More solutions to better connectivity 

Rack Centre is going beyond re-routing fibre optic cables in the case of mishaps to embracing new and direct metro fibre deployment between cable landing stations such as Brainshare networks, I2M Cable by Cedarview and FLV. As a carrier-neutral data centre, Rack Centre also enables subsea cable partners to terminate at its facility, allowing for more connectivity as it enables the partners to be closer to their customers and business partners.

The Subsea cable partners terminating at Rack Centre consist of the following leading connectivity solutions providers: WIOCC: - 2Africa Submarine, NATCOM:– SAT-3 Submarine Cable, PCCW: - Sat-3 Submarine Cable, Liquid Intelligence:- SAT-3 Submarine Cable, Liquid Intelligence: - WACS Submarine Cable, PCCW:- WACS Submarine Cable, Dolphine Telecoms:–ACE Submarine Cable, MTN:-ACE Submarine Cable, Orange:-ACE Submarine Cable, Glo:-Glo-1 Submarine Cable, MainOne:– MainOne cable Submarine Cable, and MainOne:- Nigeria Cameroon Submarine Cable System (NCSCS) Submarine Cable.

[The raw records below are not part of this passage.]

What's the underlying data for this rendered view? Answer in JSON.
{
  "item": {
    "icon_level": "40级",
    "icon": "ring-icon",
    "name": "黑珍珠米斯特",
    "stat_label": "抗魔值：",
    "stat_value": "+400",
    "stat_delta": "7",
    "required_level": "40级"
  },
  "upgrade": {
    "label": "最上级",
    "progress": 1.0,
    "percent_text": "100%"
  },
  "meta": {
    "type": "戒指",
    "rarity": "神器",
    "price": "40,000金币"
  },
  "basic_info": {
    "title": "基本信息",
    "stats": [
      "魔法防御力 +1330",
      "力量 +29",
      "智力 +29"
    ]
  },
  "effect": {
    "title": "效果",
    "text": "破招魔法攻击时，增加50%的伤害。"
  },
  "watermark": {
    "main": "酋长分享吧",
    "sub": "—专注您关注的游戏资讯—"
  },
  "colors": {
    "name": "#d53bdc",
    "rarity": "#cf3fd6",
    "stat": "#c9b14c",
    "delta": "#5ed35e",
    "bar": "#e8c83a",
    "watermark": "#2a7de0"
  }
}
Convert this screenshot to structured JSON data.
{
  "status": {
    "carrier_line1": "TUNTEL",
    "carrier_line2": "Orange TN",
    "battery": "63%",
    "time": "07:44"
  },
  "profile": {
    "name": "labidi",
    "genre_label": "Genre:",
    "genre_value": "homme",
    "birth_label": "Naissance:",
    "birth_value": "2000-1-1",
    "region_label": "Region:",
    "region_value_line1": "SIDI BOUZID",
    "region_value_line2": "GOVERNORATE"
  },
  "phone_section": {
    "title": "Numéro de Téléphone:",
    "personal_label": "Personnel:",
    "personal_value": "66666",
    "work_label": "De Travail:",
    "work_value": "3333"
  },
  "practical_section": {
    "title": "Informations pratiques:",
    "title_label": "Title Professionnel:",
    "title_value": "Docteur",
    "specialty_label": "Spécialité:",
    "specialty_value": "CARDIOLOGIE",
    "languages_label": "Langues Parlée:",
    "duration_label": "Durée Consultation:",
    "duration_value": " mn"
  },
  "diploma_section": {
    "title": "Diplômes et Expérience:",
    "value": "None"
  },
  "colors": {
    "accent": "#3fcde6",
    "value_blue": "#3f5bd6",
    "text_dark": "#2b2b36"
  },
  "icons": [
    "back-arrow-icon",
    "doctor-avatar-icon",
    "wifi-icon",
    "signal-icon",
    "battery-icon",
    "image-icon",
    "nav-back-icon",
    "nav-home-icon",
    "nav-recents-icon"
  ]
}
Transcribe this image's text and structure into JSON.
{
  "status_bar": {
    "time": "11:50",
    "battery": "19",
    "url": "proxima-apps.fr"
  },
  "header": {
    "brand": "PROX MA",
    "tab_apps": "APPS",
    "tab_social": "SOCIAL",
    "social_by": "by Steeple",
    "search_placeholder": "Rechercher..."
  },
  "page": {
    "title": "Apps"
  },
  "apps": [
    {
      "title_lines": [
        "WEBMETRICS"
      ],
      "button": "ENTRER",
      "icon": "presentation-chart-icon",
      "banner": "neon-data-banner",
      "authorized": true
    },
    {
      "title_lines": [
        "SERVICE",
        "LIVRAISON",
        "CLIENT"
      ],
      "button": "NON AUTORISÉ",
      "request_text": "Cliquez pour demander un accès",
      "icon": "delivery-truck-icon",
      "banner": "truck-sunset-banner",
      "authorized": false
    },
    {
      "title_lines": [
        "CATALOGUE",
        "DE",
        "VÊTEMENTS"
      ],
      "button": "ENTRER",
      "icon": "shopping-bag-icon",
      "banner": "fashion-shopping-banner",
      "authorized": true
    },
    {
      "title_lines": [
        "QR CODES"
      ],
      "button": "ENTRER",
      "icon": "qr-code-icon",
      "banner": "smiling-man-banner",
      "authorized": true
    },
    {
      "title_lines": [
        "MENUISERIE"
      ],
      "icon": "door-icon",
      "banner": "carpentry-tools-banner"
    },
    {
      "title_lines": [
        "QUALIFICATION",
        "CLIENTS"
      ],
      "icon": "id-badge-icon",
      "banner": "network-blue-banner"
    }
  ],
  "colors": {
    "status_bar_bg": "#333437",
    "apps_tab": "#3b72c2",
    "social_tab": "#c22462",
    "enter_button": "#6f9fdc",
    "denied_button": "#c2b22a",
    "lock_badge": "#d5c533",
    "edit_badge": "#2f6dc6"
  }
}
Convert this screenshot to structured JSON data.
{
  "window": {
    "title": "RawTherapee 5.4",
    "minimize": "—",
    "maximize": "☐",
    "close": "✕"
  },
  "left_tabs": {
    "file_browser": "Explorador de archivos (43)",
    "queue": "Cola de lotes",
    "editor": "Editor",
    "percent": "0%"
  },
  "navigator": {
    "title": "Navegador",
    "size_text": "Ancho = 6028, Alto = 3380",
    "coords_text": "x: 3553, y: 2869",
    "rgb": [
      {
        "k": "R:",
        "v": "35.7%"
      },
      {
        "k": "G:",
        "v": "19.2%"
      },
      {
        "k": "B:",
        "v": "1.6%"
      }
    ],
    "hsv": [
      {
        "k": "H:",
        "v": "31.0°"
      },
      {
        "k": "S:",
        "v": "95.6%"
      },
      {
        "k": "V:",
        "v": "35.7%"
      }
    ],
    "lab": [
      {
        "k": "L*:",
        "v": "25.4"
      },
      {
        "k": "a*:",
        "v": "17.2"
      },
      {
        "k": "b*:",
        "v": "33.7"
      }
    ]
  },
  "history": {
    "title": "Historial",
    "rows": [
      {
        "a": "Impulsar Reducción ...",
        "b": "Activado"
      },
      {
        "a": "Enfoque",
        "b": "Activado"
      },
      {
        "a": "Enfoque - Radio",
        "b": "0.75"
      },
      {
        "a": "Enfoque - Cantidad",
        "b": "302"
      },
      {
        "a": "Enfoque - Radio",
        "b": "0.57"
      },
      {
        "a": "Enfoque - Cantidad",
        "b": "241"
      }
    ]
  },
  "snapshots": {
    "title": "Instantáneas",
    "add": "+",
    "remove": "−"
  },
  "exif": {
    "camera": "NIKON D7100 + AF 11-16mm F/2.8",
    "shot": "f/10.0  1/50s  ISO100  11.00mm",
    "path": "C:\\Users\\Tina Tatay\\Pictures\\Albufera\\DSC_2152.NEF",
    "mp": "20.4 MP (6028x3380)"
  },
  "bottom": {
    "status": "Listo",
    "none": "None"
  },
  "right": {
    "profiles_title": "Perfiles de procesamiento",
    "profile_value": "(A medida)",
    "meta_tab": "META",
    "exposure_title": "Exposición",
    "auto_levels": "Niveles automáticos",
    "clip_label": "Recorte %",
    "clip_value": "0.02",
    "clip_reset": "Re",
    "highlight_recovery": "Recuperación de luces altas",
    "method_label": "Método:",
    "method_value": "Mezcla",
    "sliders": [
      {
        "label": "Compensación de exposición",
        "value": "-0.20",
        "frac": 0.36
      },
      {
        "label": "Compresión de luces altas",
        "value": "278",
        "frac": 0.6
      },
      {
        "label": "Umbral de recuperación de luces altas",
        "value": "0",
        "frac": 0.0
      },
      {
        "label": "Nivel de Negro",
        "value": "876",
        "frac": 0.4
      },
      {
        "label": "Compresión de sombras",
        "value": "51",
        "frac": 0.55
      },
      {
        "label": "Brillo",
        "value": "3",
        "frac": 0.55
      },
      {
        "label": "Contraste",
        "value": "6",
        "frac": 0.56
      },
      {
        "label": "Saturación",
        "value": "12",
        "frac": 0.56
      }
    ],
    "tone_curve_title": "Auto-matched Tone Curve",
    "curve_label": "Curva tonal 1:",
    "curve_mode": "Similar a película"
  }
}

The presence of these subsea cable partners at Rack Centre is a testament to the operational excellence and projects the vast opportunities available in the thriving Nigerian digital marketplace. It also highlights the necessity of expansion in the construction of the LGS 2 campus data centre, which increases the Rack centre data campus capacity to 13.5MW.

As the first IFC Edge Green building-certified data centre campus in the EMEA region, the company is not letting down its guard in ensuring that Nigeria’s economy becomes smart and that the digital ecosystem in Africa is at its optimal best. With the ongoing construction of the LGS 2 campus data centre, Africa would have enough capacity for enterprise businesses, small and corporate businesses, Telco & Carriers, financial institutions, international cloud and content providers and hyperscalers to enjoy latency reduction from Rack Centre.